Jury sat in a heather gray, rough-textured chair in the small flat in St. Bride Street, barely two blocks from Mr. Banerjee’s corner store. Myra Brewer, Kate Banks’s godmother, lived on the second floor and had trouble, she’d said, with stairs, stairs shamefully inadequate, for the handrail to the first flight had been broken and never mended. She was in her eighties and not “spry,” as she’d told Jury, an understatement if ever he’d heard one.

“There was never any young person good as my Kate. She was a gem, that girl. Come all the way from Crouch End every week, rain or shine-sometimes more than once-and did my bit of shopping for me. Never a cross word, always wanting to help, like ‘Myra, let me Hoover that old rug for you.’

“Well, you wouldn’t think I’m the luckiest person in the world, but I was lucky in Kate. Sometimes I don’t think it’s sickness nor being penniless that’s hardest; it’s being forgot. The worst thing about getting old is people don’t look in.”

It was one of the saddest testaments to age Jury had ever heard. And a heartfelt epitaph. She was thinking, he supposed, that no one would be looking in now, but she kept that thought to herself. There was little self-pity in her talk.

Wiggins, jacket off, in shirtsleeves, had done himself proud with the tea tray, which he was putting down on a small coffee table. “Here you go, Mrs. B. Done and dusted.”

Mrs. B. Jury plucked a Choc-o-lot from a plate.

“Did some bread and butter, too. That’s a nice loaf of granary bread.” Wiggins separated teacups and saucers and poured a measure of milk into each, then raised the sugar bowl in question. Myra took two spoons, Jury one, Wiggins four.

“Thank you, Mr. Wiggins. Thank you very much,” she said, bringing her cup to her mouth and drinking a bit noisily.

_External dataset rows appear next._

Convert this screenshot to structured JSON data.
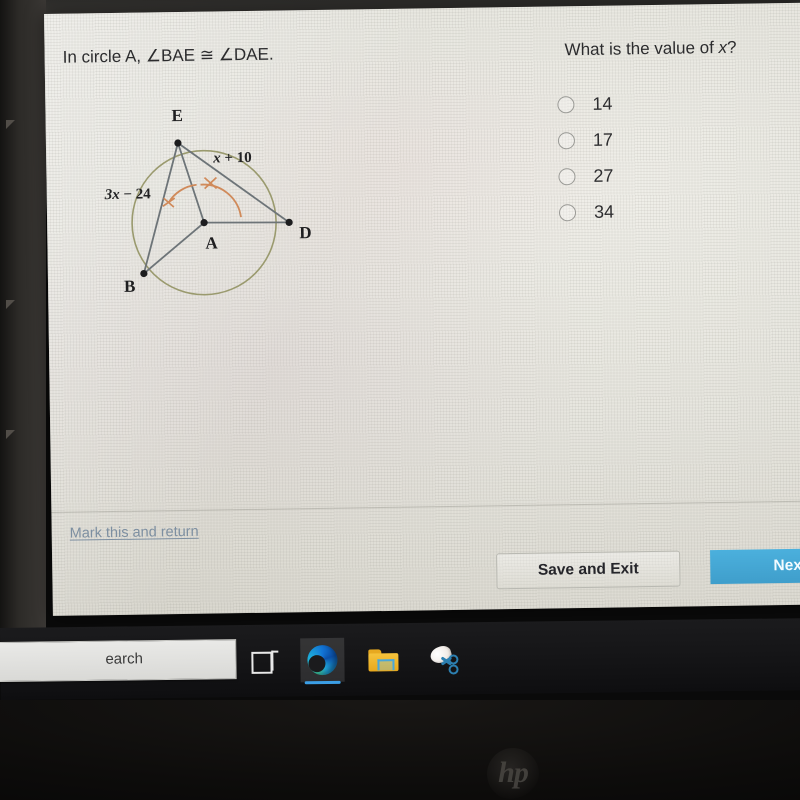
{
  "question": {
    "stem_prefix": "In circle A, ",
    "stem_rest": "∠BAE ≅ ∠DAE.",
    "prompt_prefix": "What is the value of ",
    "prompt_var": "x",
    "prompt_suffix": "?"
  },
  "options": [
    {
      "label": "14",
      "selected": false
    },
    {
      "label": "17",
      "selected": false
    },
    {
      "label": "27",
      "selected": false
    },
    {
      "label": "34",
      "selected": false
    }
  ],
  "figure": {
    "center_label": "A",
    "point_e": "E",
    "point_b": "B",
    "point_d": "D",
    "chord_eb_expr_a": "3x",
    "chord_eb_expr_b": " − 24",
    "chord_ed_expr_a": "x",
    "chord_ed_expr_b": " + 10",
    "circle_color": "#9a9a6e",
    "line_color": "#6d7478",
    "tick_color": "#d08a5a"
  },
  "footer": {
    "mark_link": "Mark this and return",
    "save_button": "Save and Exit",
    "next_button": "Next",
    "next_color": "#42a5d2"
  },
  "taskbar": {
    "search_text": "earch",
    "items": [
      {
        "name": "task-view",
        "active": false
      },
      {
        "name": "microsoft-edge",
        "active": true
      },
      {
        "name": "file-explorer",
        "active": false
      },
      {
        "name": "snip-and-sketch",
        "active": false
      }
    ]
  },
  "device": {
    "brand": "hp"
  }
}
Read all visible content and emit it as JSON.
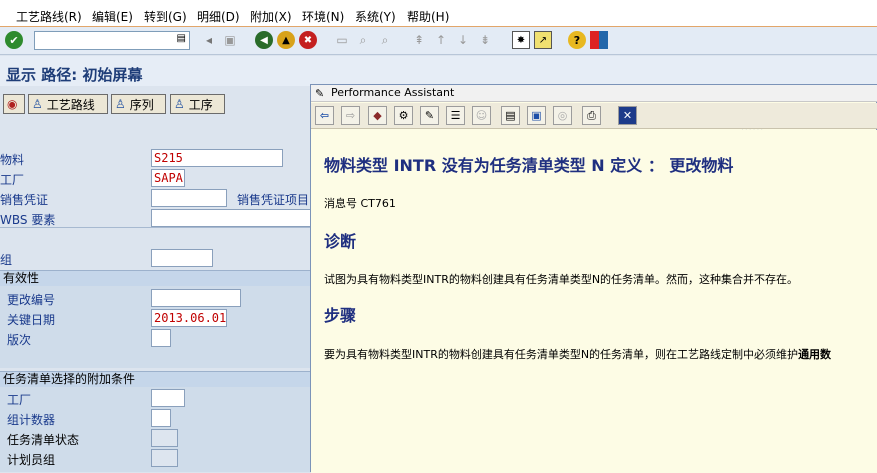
{
  "menu": [
    "工艺路线(R)",
    "编辑(E)",
    "转到(G)",
    "明细(D)",
    "附加(X)",
    "环境(N)",
    "系统(Y)",
    "帮助(H)"
  ],
  "page_title": "显示 路径: 初始屏幕",
  "app_toolbar": {
    "routing": "工艺路线",
    "sequence": "序列",
    "operation": "工序"
  },
  "fields": {
    "material": {
      "label": "物料",
      "value": "S215"
    },
    "plant": {
      "label": "工厂",
      "value": "SAPA"
    },
    "sales_doc": {
      "label": "销售凭证",
      "value": ""
    },
    "sales_doc_item": {
      "label": "销售凭证项目"
    },
    "wbs": {
      "label": "WBS 要素",
      "value": ""
    },
    "group": {
      "label": "组",
      "value": ""
    }
  },
  "validity": {
    "header": "有效性",
    "change_no": {
      "label": "更改编号",
      "value": ""
    },
    "key_date": {
      "label": "关键日期",
      "value": "2013.06.01"
    },
    "revision": {
      "label": "版次",
      "value": ""
    }
  },
  "addl": {
    "header": "任务清单选择的附加条件",
    "plant": {
      "label": "工厂",
      "value": ""
    },
    "group_counter": {
      "label": "组计数器",
      "value": ""
    },
    "status": {
      "label": "任务清单状态",
      "value": ""
    },
    "planner_group": {
      "label": "计划员组",
      "value": ""
    }
  },
  "pa": {
    "title": "Performance Assistant",
    "dots": "......",
    "heading": "物料类型  INTR 没有为任务清单类型  N 定义  ：   更改物料",
    "msg_no": "消息号  CT761",
    "diag_title": "诊断",
    "diag_text": "试图为具有物料类型INTR的物料创建具有任务清单类型N的任务清单。然而，这种集合并不存在。",
    "proc_title": "步骤",
    "proc_text": "要为具有物料类型INTR的物料创建具有任务清单类型N的任务清单，则在工艺路线定制中必须维护",
    "proc_bold": "通用数"
  }
}
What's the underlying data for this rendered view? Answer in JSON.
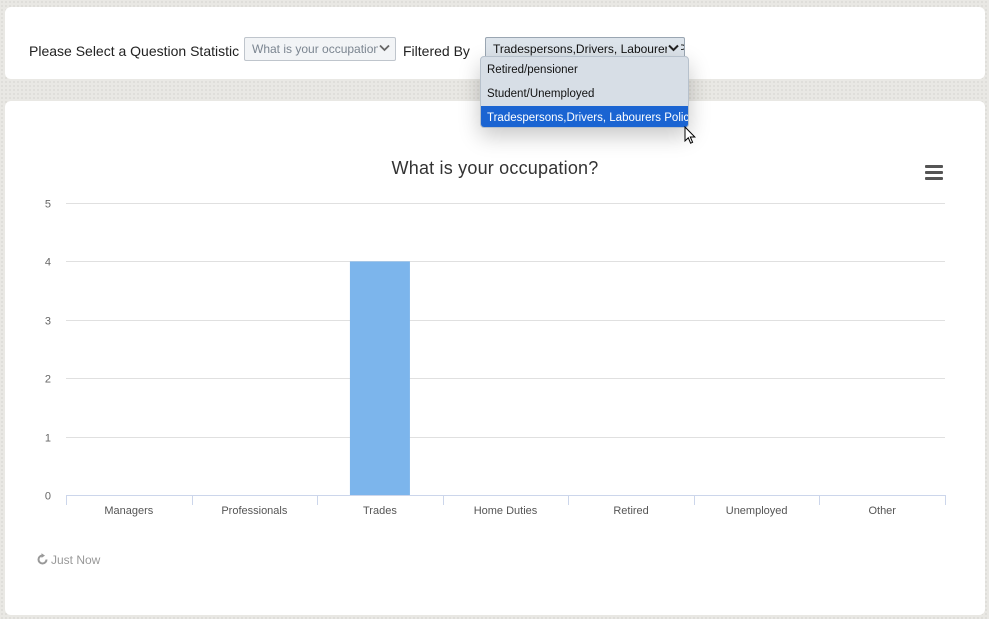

Jury set down his cup. “Now, Mrs. Brewer, you said Kate was a friend’s daughter?”

“That’s right,” said Wiggins.

Jury gave him a look, but he knew it failed to temper Wiggins’s apparent conviction that he was now one of the Brewers.

“Eugenie,” said Myra Brewer, “Eugenie Muldar.”

“Kate Muldar, then. What about Kate’s husband? Is he in the picture?”

“Oh, my, no, they’ve been divorced for over a decade. Johnny Banks was his name.”

“And with the divorce, was there ill will on his part?”

Myra Brewer shook her head. “No. They’d gotten married so young, they both seemed relieved to be out of it.”

“I see.” Jury paused, wondering how to ask the question. “Did Kate do any other work you knew of?”

She looked puzzled. “You mean besides her steno job? No. Why?”

“Moonlighting, maybe. You know, lots of women with that sort of job do private work-”

Wiggins carried on: “Like typing up manuscripts, or for businessmen who want documents typed, or letters, things like that. A hotel often offers stenographic services to businessmen. Your Kate might have taken on extra work for the extra money. Reason we’d be interested in this is to look at anyone she might have worked for to see if there’s anyone who might have wanted to harm her.”